In our study, only 80% of the patients were able to come to the control visit 3 months after surgery. Among those patients who attended, we found a significant decrease in fat mass and an increase in muscle mass during this period (Table III). However, it was not preoperative lower functional status but low (< 53 kg) preoperative mass of all muscles (PMM) that was the only significant variable predicting patients’ dropping out from follow-up, with long-term postoperative weakness making it impossible to attend the 3-month control visit (Figure 1). This preoperative PMM value concerned 45% of the individuals with CRC undergoing surgery. We did not find a similar observation in the works available. However, in several studies, performance status and handgrip strength were recognized as independent risk factors for the occurrence of postoperative adverse outcomes, such as physical disability, frailty, poor quality of life, and death [9, 14, 15].

Our study has some limitations. First, body composition was determined using whole- body BIA, which provides a small overestimation of FFM in CRC patients [2, 3, 17]. However, it seems that this shortcoming may be acceptable because we used the same device, and thus this error was consistent [2] with all our study patients for both examinations. Moreover, each of our patients acted as his or her own control. Second, our study was performed on a relatively small patient sample. However, this is similar to other investigations, such as the study by Ræder et al. [3], which was performed with 43 patients with CRC. Third, in our study, we had a drop-out rate of 20% due to some patients not being able to attend the control visit 3 months later. However, a comparison of BIA parameters was possible in 64 patients and was carried out using the paired Student’s t-test, in which every patient acted as his or her own control. In this way, the comparison performed can be recognized as reliable.

Conclusions

A significant proportion of the patients with CRC undergoing surgery were overweight or obese, which may mask the sarcopaenia that presented in more than 20% of them. This suggests the need for body composition analysis during preoperative evaluation of patients’ nutritional status, although we did not confirm the predictive power of BIA parameters in relation to the occurrence of the outcomes measured. Three months after surgery due to CRC, favourable changes in body composition determined using BIA were observed, despite the weight depletion noted. The changes were not associated with the risk of postoperative complications, local CRC advancement, or the need for neoadjuvant radiotherapy or adjuvant chemotherapy.
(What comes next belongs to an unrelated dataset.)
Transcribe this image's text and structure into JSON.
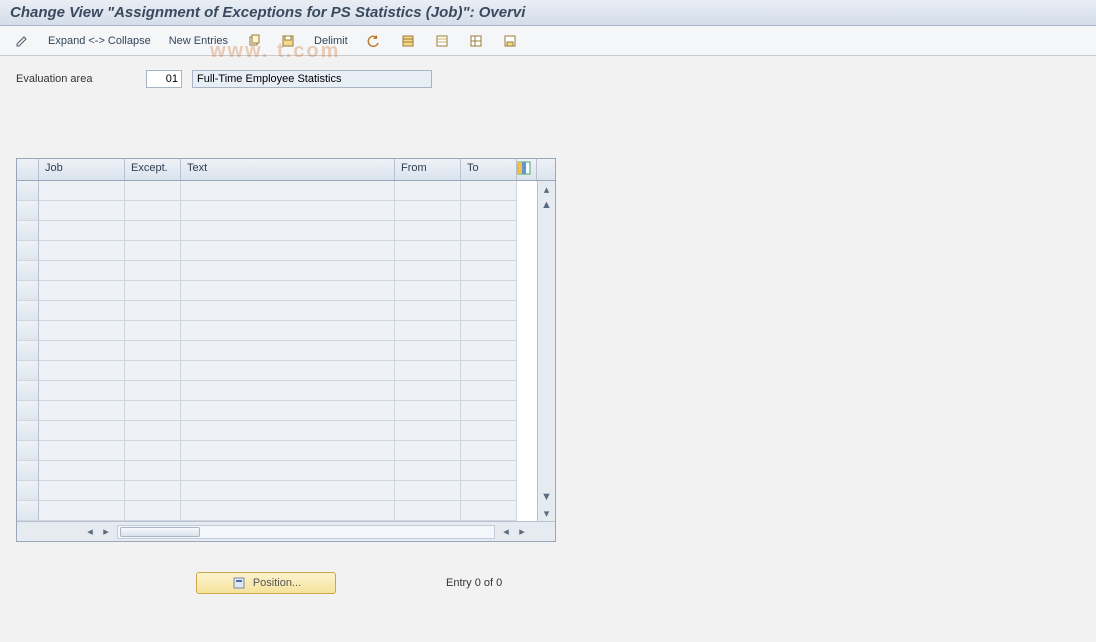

Blood albumin concentration and a high OPNI score were the only variables associated with a reduced risk of postoperative complications. Following surgery for CRC, patients should be given recommendations regarding proper nutrition and an increase in physical activity to prevent cancer cachexia and sarcopaenia progression, because deterioration in physical performance during the 3 months after surgery was observed in 20% of the patients studied.

Conflict of interest

The authors declare no conflict of interest.